La doppia mancanza del capitolo pensioni nel testo della legge di bilancio è uno dei nodi più grandi della delicata partita Lega-M5s. Se fino a giovedì si parlava di «disegni di legge collegati», ieri Di Maio ha parlato – anche per il reddito di cittadinanza – di «un decreto, subito dopo la legge di bilancio, intorno a Natale». La motivazione del cambio di strumento e tempistiche è tutt’altro che chiara e appare come l’ennesima scusa per motivare un ripensamento ed un ritardo: nella legge di bilancio «le norme ordinamentali non possono starci». Per depistare chi volesse considerare questa mossa un rallentamento e per rassicurare i pensionandi in attesa, Di Maio specifica: «Non lo faremo con un disegno di legge ma con un decreto legge perché l’Italia non può aspettare».

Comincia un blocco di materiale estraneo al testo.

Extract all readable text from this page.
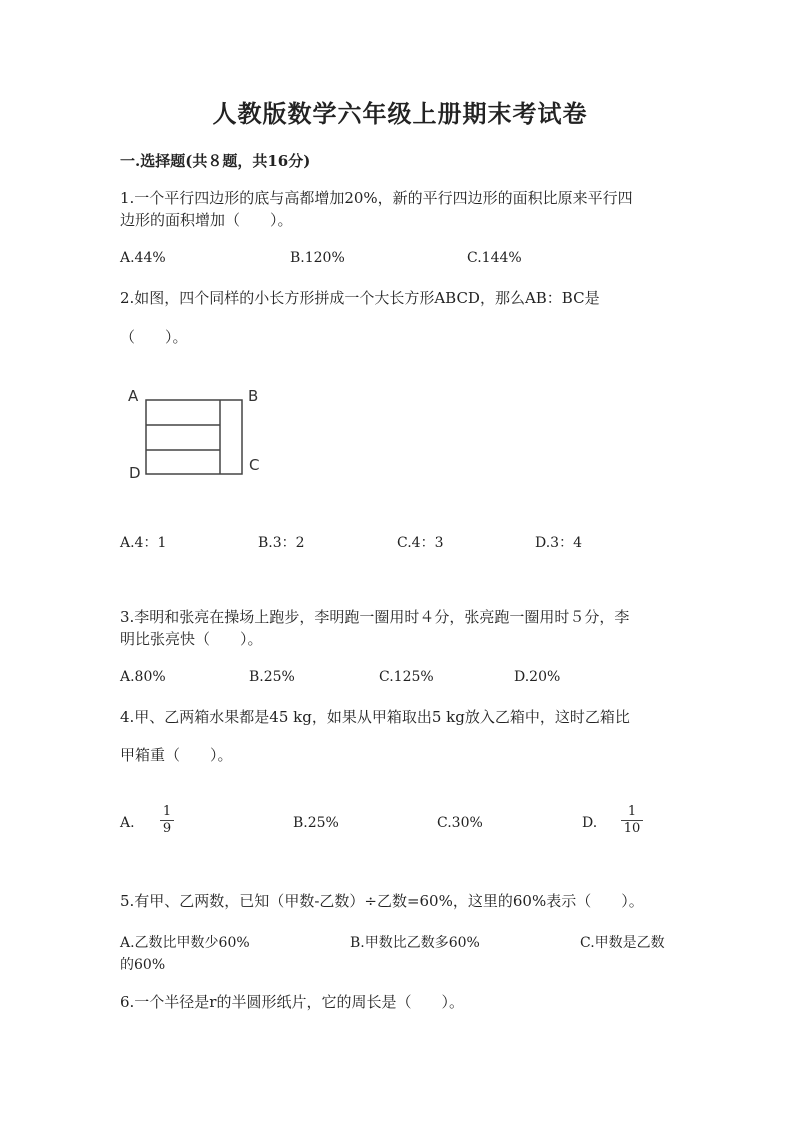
人教版数学六年级上册期末考试卷
一.选择题(共８题，共16分)
1.一个平行四边形的底与高都增加20%，新的平行四边形的面积比原来平行四
边形的面积增加（　　）。
A.44%	B.120%	C.144%
2.如图，四个同样的小长方形拼成一个大长方形ABCD，那么AB：BC是
（　　）。
A	B
C
D
A.4：1	B.3：2	C.4：3	D.3：4
3.李明和张亮在操场上跑步，李明跑一圈用时４分，张亮跑一圈用时５分，李
明比张亮快（　　）。
A.80%	B.25%	C.125%	D.20%
4.甲、乙两箱水果都是45 kg，如果从甲箱取出5 kg放入乙箱中，这时乙箱比
甲箱重（　　）。
A.
1
9	B.25%	C.30%	D.
1
10
5.有甲、乙两数，已知（甲数-乙数）÷乙数=60%，这里的60%表示（　　）。
A.乙数比甲数少60%	B.甲数比乙数多60%	C.甲数是乙数
的60%
6.一个半径是r的半圆形纸片，它的周长是（　　）。
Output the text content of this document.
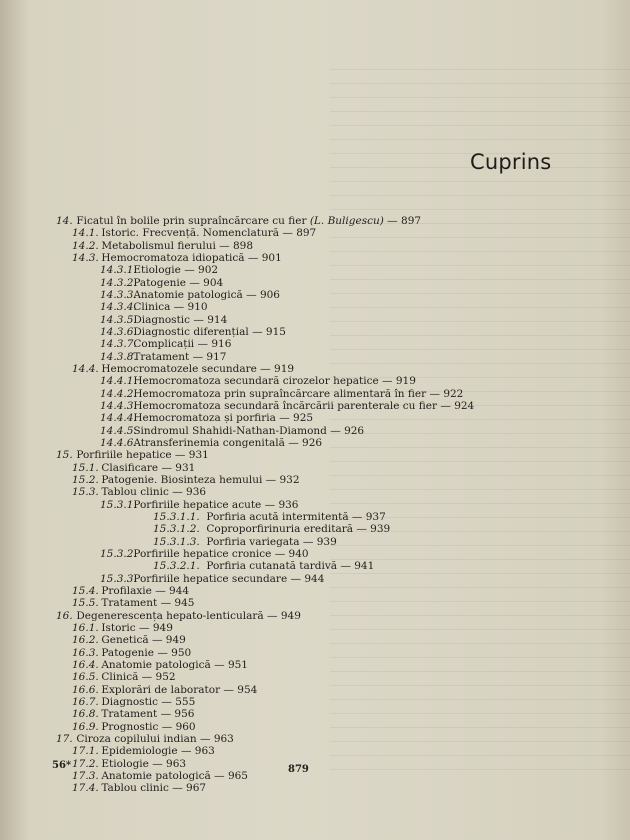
Cuprins
14. Ficatul în bolile prin supraîncărcare cu fier (L. Buligescu) — 897
14.1. Istoric. Frecvență. Nomenclatură — 897
14.2. Metabolismul fierului — 898
14.3. Hemocromatoza idiopatică — 901
14.3.1. Etiologie — 902
14.3.2. Patogenie — 904
14.3.3. Anatomie patologică — 906
14.3.4. Clinica — 910
14.3.5. Diagnostic — 914
14.3.6. Diagnostic diferențial — 915
14.3.7. Complicații — 916
14.3.8. Tratament — 917
14.4. Hemocromatozele secundare — 919
14.4.1. Hemocromatoza secundară cirozelor hepatice — 919
14.4.2. Hemocromatoza prin supraîncărcare alimentară în fier — 922
14.4.3. Hemocromatoza secundară încărcării parenterale cu fier — 924
14.4.4. Hemocromatoza și porfiria — 925
14.4.5. Sindromul Shahidi-Nathan-Diamond — 926
14.4.6. Atransferinemia congenitală — 926
15. Porfiriile hepatice — 931
15.1. Clasificare — 931
15.2. Patogenie. Biosinteza hemului — 932
15.3. Tablou clinic — 936
15.3.1. Porfiriile hepatice acute — 936
15.3.1.1. Porfiria acută intermitentă — 937
15.3.1.2. Coproporfirinuria ereditară — 939
15.3.1.3. Porfiria variegata — 939
15.3.2. Porfiriile hepatice cronice — 940
15.3.2.1. Porfiria cutanată tardivă — 941
15.3.3. Porfiriile hepatice secundare — 944
15.4. Profilaxie — 944
15.5. Tratament — 945
16. Degenerescența hepato-lenticulară — 949
16.1. Istoric — 949
16.2. Genetică — 949
16.3. Patogenie — 950
16.4. Anatomie patologică — 951
16.5. Clinică — 952
16.6. Explorări de laborator — 954
16.7. Diagnostic — 555
16.8. Tratament — 956
16.9. Prognostic — 960
17. Ciroza copilului indian — 963
17.1. Epidemiologie — 963
17.2. Etiologie — 963
17.3. Anatomie patologică — 965
17.4. Tablou clinic — 967
56*	879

MA SE ENTRAMBE LE FORZE di maggioranza rivendicano il successo di una Quota 100 – per cui in legge di bilancio sono previsti 6,9 miliardi – con fin troppi paletti e punti interrogativi, sulle pensioni d’oro lo scontro è tornato totale.
Mentre i gruppi di pensionandi che sui social network hanno fatto campagna elettorale per Lega e M5s iniziano a virare e registrano sempre più critiche verso il «governo del cambiamento» («Ci avete preso in giro, in pensione non andrà nessuno») avendo realizzato che con i 38 anni di contributi previsti non ci rientreranno, il taglio delle pensioni d’oro è tornato completamente in discussione.

SU QUESTO CAPITOLO Di Maio è più sincero quando dice: «Sulle pensioni d’oro stiamo facendo ancora i conti perché non siamo ancora soddisfatti dei soldi che recuperiamo, voglio recuperare ancora di più e quindi stiamo lavorando al meglio alla norma per farla entrare nella legge di bilancio».

L’obiettivo fissato da Di Maio era di «1 miliardo in tre anni», al momento quasi impossibile da raggiungere con il taglio dei soli assegni sopra i 4.500 euro. Per evitare il rischio di incostituzionalità delle norme che prevedevano un ricalcolo tramite fissazione di un’età di pensionamento retrodatata, si è virato non su un taglio vero e proprio degli assegni ma su un «contributo di solidarietà» – cavallo di battaglia del consulente leghista Alberto Brambilla – con un limite temporale prefissato, probabilmente di 5 anni.

UN PRELIEVO CHE AVREBBE diverse aliquote, ferma restando la soglia minima di 90mila euro lordi, cioè 4.500 euro netti al mese. Gli assegni già calcolati con il contributivo potrebbero essere esentati. Resta da vedere se arriverà un emendamento dei relatori o della commissione Lavoro della Camera che ha lavorato finora sulla proposta di legge dei capigruppo di Lega e M5s Molinari e D’Uva.

ANCHE L’ALTRO VICEPREMIER Salvini comincia a fare retromarce evidenti su Quota 100. Inserendo «paletti» che non faranno contenti i dipendenti pubblici. «Se mi dicono che di botto se ne vanno in pensione centomila persone in settori chiave dell’amministrazione pubblica come le scuole e gli ospedali è ovvio che non possiamo consentirlo. Dobbiamo provvedere gradualmente e con giudizio per evitare esodi di massa», ha detto il leader leghista nel già anticipatissimo libro di Bruno Vespa. «Perciò – ha annunciato – nell’arco del 2019 ci saranno tre o quattro finestre per procedere a scaglioni». Le «finestre» però servono soprattutto a ridurre il costo di Quota 100 lasciando i pensionandi al lavoro per più mesi. Ma questo Salvini non lo dice. Torna invece con la propaganda chiarendo che «il nostro obiettivo resta comunque quello di quota 41»: Quota 41 non ci sarà, rimarrà un miraggio per i lavoratori sopra i 62 anni, e anche per i lavoratori precoci la norma già esistente non è ancora stata rifinanziata. Solo alla fine dell’intervista a Vespa Salvini svela la ragione della marcia indietro: «Procediamo con cautela per evitare che l’Europa ci crocifigga». Ma in campagna elettorale sosteneva il contrario. E i pensionandi iniziano a ricordarselo.